It is claimed that a Russian ship picked up weapons in South Africa last year - an act which would represent a breach of Pretoria's declared neutrality in the Ukraine war.
White House National Security Council spokesman Admiral John Kirby has described reports that a Russian cargo ship transported weapons from a port in South Africa to Russia in December as a "serious issue".
Speaking to Sky News, he said: "We have consistently and strongly urged countries not to provide any support for Russia's war.
"We don't believe that anybody should be making it easier for Mr Putin to kill innocent Ukrainian people, period.
"We've had multiple conversations at multiple levels, with multiple countries about those concerns, but obviously I'm not going to get into the diplomatic conversations themselves.
"It's a serious issue."
America's ambassador to South Africa said on Thursday that he was confident a Russian ship, the Lady R, had picked up weapons in the country last year, which would represent a breach of Pretoria's declared neutrality in the war.

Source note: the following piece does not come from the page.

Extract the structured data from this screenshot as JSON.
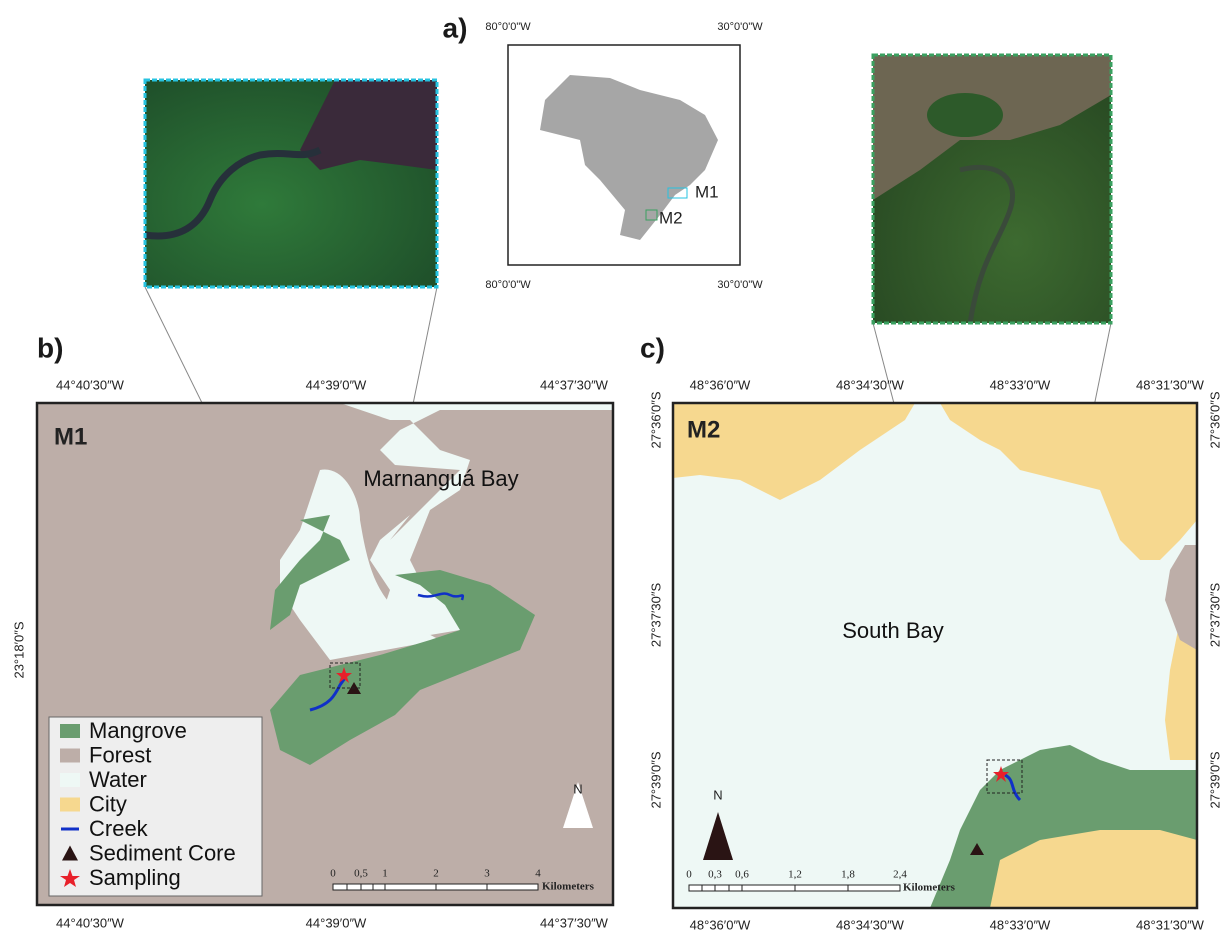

"We are confident that weapons were loaded on to that vessel, and I would bet my life on the accuracy of that assertion," Ambassador Rueben Brigety told journalists in South Africa.
South African President Cyril Ramaphosa responded, saying his government would open an inquiry.
"The matter is being looked into and in time, we'll be able to speak about [it]," the president said.
The development comes as both President Ramaphosa and President Putin spoke by phone in a call, which the Kremlin claimed was initiated by the South African side.
In a brief summary of the call, released by the Kremlin, the two "expressed their intentions to further intensify mutually beneficial ties in various fields".
According to the Kremlin, Mr Putin told Mr Ramaphosa that Moscow had never refused the "diplomatic track" to resolving the conflict in Ukraine.
Kremlin officials said that President Putin supported President Ramaphosa's peace proposal, which involves African leaders in an initiative to bring about peace.
Summit in August
Russia and South Africa are both members of the BRICS group of nations including Brazil, India and China.
The next BRICS summit is to be held in Durban, South Africa, on 15 August. It is not clear if President Putin will defy sanctions on his travel to attend the summit.
Both Russia and China have placed a significant focus on Africa in recent years. China especially has a significant economic footprint in counties across the African continent.
Joe Biden has not yet visited Africa as US president and his administration has been accused of neglecting the continent.
The consequence, geopolitically, has been a pivot for many African nations towards both Beijing and Moscow.
During the Putin-Ramaphosa phone call, the Russian president repeated an offer to deliver Russian grain and fertilisers free of charge to African countries.
At the White House, Admiral Kirby would not be drawn further on the issue of the Lady R cargo ship, but added: "No other nation should be looking for ways to make it easier for Mr Putin to kill the Ukrainian people, they [Russia] are the aggressor.
"They need to leave. They shouldn't be there in the first place.
"And nobody should be looking for any way to make it easier for him to conduct this war and leave it at that."